Maybe it is due to the lovely summer weather, or the madness of the current politics, or the isolation and oddness of the pandemic, but there is a shadow on my art; I struggle to create new durable art. After all it just piles up in my studio and yard. So I fill my time with walking, taking photographs, and reaching out to neighbors for “safe” outdoor socializing. My art time recently is mostly manipulating, and I hope enhancing, my photographs. Often I photograph my shadow, as my preferred form of self-portraiture. I love the digital effects I can apply to my shadow in my art.

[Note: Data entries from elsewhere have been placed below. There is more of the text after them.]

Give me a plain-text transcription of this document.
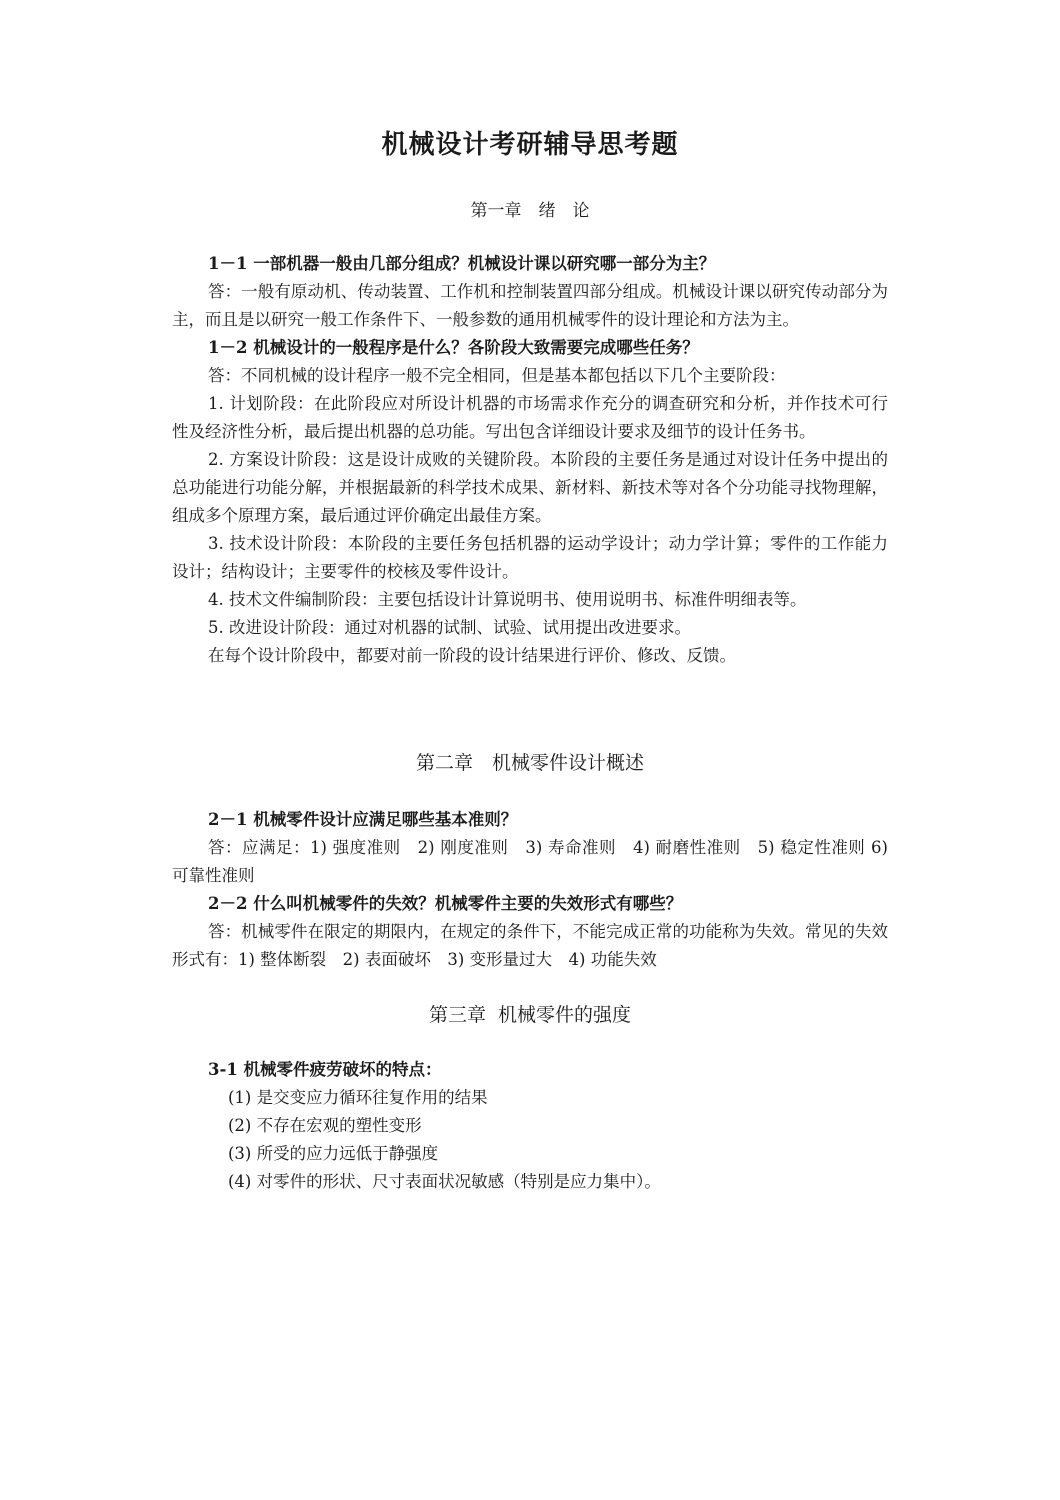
机械设计考研辅导思考题
第一章　绪　论

1－1 一部机器一般由几部分组成？机械设计课以研究哪一部分为主？

答：一般有原动机、传动装置、工作机和控制装置四部分组成。机械设计课以研究传动部分为主，而且是以研究一般工作条件下、一般参数的通用机械零件的设计理论和方法为主。

1－2 机械设计的一般程序是什么？各阶段大致需要完成哪些任务？

答：不同机械的设计程序一般不完全相同，但是基本都包括以下几个主要阶段：

1. 计划阶段：在此阶段应对所设计机器的市场需求作充分的调查研究和分析，并作技术可行性及经济性分析，最后提出机器的总功能。写出包含详细设计要求及细节的设计任务书。

2. 方案设计阶段：这是设计成败的关键阶段。本阶段的主要任务是通过对设计任务中提出的总功能进行功能分解，并根据最新的科学技术成果、新材料、新技术等对各个分功能寻找物理解，组成多个原理方案，最后通过评价确定出最佳方案。

3. 技术设计阶段：本阶段的主要任务包括机器的运动学设计；动力学计算；零件的工作能力设计；结构设计；主要零件的校核及零件设计。

4. 技术文件编制阶段：主要包括设计计算说明书、使用说明书、标准件明细表等。

5. 改进设计阶段：通过对机器的试制、试验、试用提出改进要求。

在每个设计阶段中，都要对前一阶段的设计结果进行评价、修改、反馈。

第二章　机械零件设计概述

2－1 机械零件设计应满足哪些基本准则？

答：应满足：1) 强度准则　2) 刚度准则　3) 寿命准则　4) 耐磨性准则　5) 稳定性准则 6) 可靠性准则

2－2 什么叫机械零件的失效？机械零件主要的失效形式有哪些？

答：机械零件在限定的期限内，在规定的条件下，不能完成正常的功能称为失效。常见的失效形式有：1) 整体断裂　2) 表面破坏　3) 变形量过大　4) 功能失效

第三章  机械零件的强度

3-1 机械零件疲劳破坏的特点：

(1) 是交变应力循环往复作用的结果

(2) 不存在宏观的塑性变形

(3) 所受的应力远低于静强度

(4) 对零件的形状、尺寸表面状况敏感（特别是应力集中）。
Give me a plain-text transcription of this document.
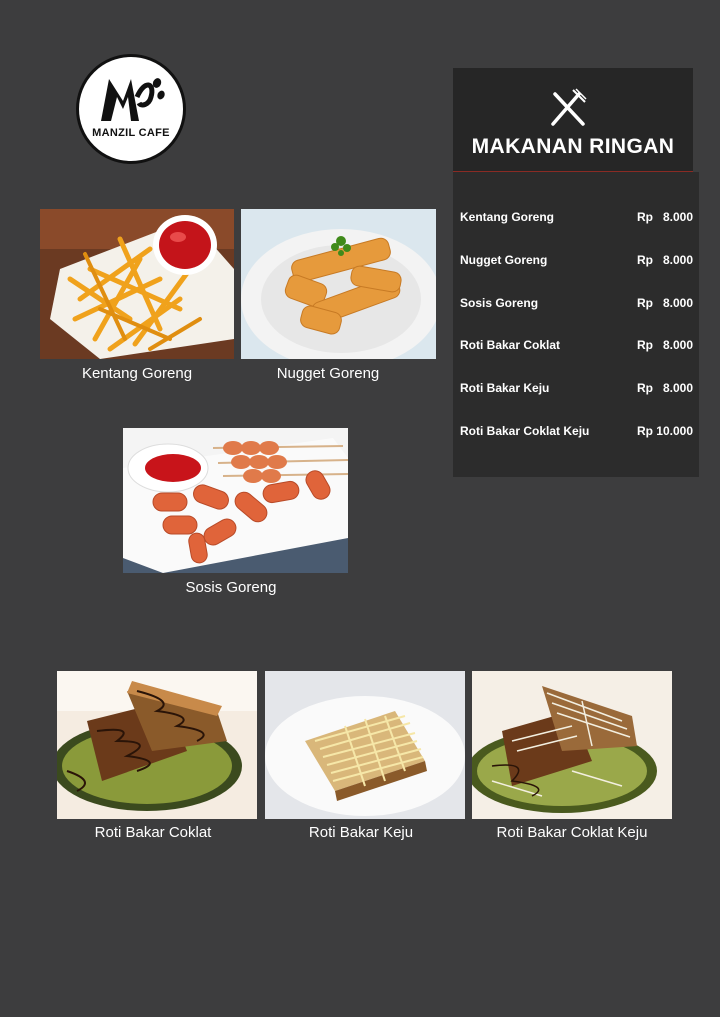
MANZIL CAFE
MAKANAN RINGAN
Kentang Goreng	Rp   8.000
Nugget Goreng	Rp   8.000
Sosis Goreng	Rp   8.000
Roti Bakar Coklat	Rp   8.000
Roti Bakar Keju	Rp   8.000
Roti Bakar Coklat Keju	Rp 10.000
Kentang Goreng	Nugget Goreng
Sosis Goreng
Roti Bakar Coklat	Roti Bakar Keju	Roti Bakar Coklat Keju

In my indoor and outdoor studio spaces, I struggle with mess, and sometimes I just pick up parts & pieces I will save for future projects, then put them back down. I have no good filing system for my mixed media “treasures”, but I have to make room to work. The mess is building up in my outside work spaces also: being a mixed media artist is a mixed blessing! So I turn to my computer, and to digital art. And to shadows!
The mess in my studio is a shadow on my art, but I love shadows in my digital art. Shadows are a premium material when I have my camera in hand. Self portraits are a time honored tradition, and very convenient: but I never want straight up realism. So my shadow is much more appealing than a direct photograph.
My shadow in my art can represent any and every woman. Of course my shadow is with me everywhere, as long as there is sufficient light. Digital enhancement of shadow portraits can be so beautiful; the trick is find a way to add meaning, a bit of soul, to create a more enduring artwork.